"IF YOU LIKE GOLF"

online golf column
by
Chris Dortch

September 27, 2006

All those former hotshot amateur golfers from Chattanooga who are toiling away in pro golf’s version of the bush leagues might have gotten a little boost of confidence on Sunday. One of their own finally made good.

Eric Axley, the native of Athens, Tenn. and a former East Tennessee State player, won the PGA Tour’s Valero Texas Open. Those of you who remember Axley might remember him for different reasons. But those of us who watched him play amateur and collegiate golf remember that he had some game. On Sunday, at 32 years old, the left-hander finally proved it.

Not that Axley wasn’t already a believer in his talent. You have to have high self-esteem to subject yourself to what Axley went through the last 10 years. He left ETSU after his sophomore season in the early 1990s, kicked around playing state events for a couple of years, then nearly gave up golf after a mountain bike accident that hyper-extended the muscles in his right wrist so severely he couldn’t even grip a club.

After more than a year away from the game, Axley returned, toiling in obscurity on the mini tours from 1997 until last season. Playing mostly on the Hooters Tour, where he won twice, Axley had occasional brushes with success elsewhere. He qualified for the 2004 U.S. Open, his first PGA Tour event, but missed the cut. In 2005 he played in a couple of tour events and made a cut, in Atlanta.

But his career took a dramatic turn in May 2005 after he Monday-qualified into the Nationwide Tour’s Rex Hospital Open and won the thing. It was just his sixth start on the Nationwide Tour.

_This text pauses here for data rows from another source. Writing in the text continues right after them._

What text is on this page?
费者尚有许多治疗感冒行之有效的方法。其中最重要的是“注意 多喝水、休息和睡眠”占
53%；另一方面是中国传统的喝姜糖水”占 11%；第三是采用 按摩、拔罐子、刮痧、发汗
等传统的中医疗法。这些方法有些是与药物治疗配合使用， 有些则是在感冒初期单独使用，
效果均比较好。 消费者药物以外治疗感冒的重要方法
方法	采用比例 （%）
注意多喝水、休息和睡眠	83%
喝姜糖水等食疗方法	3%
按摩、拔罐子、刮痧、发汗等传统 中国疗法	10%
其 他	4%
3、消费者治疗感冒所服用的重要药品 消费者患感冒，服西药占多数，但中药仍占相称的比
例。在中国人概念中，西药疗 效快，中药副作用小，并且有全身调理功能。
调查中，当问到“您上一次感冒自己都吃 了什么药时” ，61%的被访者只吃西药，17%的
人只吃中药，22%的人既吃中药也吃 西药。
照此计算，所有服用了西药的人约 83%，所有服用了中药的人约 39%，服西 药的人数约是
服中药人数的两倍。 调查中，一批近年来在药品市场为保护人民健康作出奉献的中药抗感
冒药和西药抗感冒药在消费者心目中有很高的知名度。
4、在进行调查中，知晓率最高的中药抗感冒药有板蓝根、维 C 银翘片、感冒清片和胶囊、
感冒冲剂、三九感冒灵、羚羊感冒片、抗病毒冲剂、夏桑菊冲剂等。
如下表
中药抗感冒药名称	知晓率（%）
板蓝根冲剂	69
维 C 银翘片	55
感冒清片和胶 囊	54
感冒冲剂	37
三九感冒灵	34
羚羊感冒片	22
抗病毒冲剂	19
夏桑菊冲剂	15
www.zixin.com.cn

“This feels awesome,” Axley said at the time. “It is hard to put into words what this does for my career. It means everything.”

It turned out he was right.

The money propelled Axley up the money list, and by season’s end, he found himself playing in the Nationwide Tour Championship. He finished second, and his 16th-place finish on the tour’s final money rankings earned him a one-year exemption onto the PGA Tour.

He missed the cut in his first four tournaments this season before finally breaking through in his fifth, in Tucson. In great shape for a top-five finish, he hit a driver out of bounds on the 13th hole on Sunday and made a triple bogey.

“I was in sixth place at the time and felt like I should have been in the top five at the end; instead, I wind up in a tie for 24th,” Axley said.

Still, he won $24,300, and $19,250 the next week at the Honda Classic. He put together several decent finishes, but heading into the final stretch of the season, Axley was in danger of losing his tour card. Then in late August he got hot.

At the Reno-Tahoe Open, Axley tied for 36th. He tied for 27th at the Deutsche Bank and 29th at the Canadian Open. He missed the cut at the 84 Lumber, but then blitzed the field at the Texas Open last week with a pair of 63s in the middle rounds. He held a six-shot lead on the back nine on Sunday, and with no one pressuring him, overcame a double-bogey at No. 14 and a bogey at No. 17. He walked to the 18th tee with a two-shot lead and proceeded to rip a drive on the par-4, leaving him with just a 9-iron to the green. His approach landed to about four feet and he drained the putt for the birdie and his first PGA Tour win.

The first-place check of $720,000 vaulted Axley almost 100 spots up the money list to 87th. More importantly, he no longer has to worry about the money list. He’s fully qualified to play the tour for the next two years. The victory will earn other perks as well. His sponsor, Titleist, is certainly happy; Axley’s picture is already emblazoned on the equipment company’s website.

Axley told the media on Sunday that he “always believed” he’d win a tour event. Now he’s done that, and he has a chance to set himself and his family up for life.

“I know a lot of it hasn’t hit home yet,” Axley said after he won. “But I kind of have a grasp of what comes after a win. So yeah, it is pretty cool.”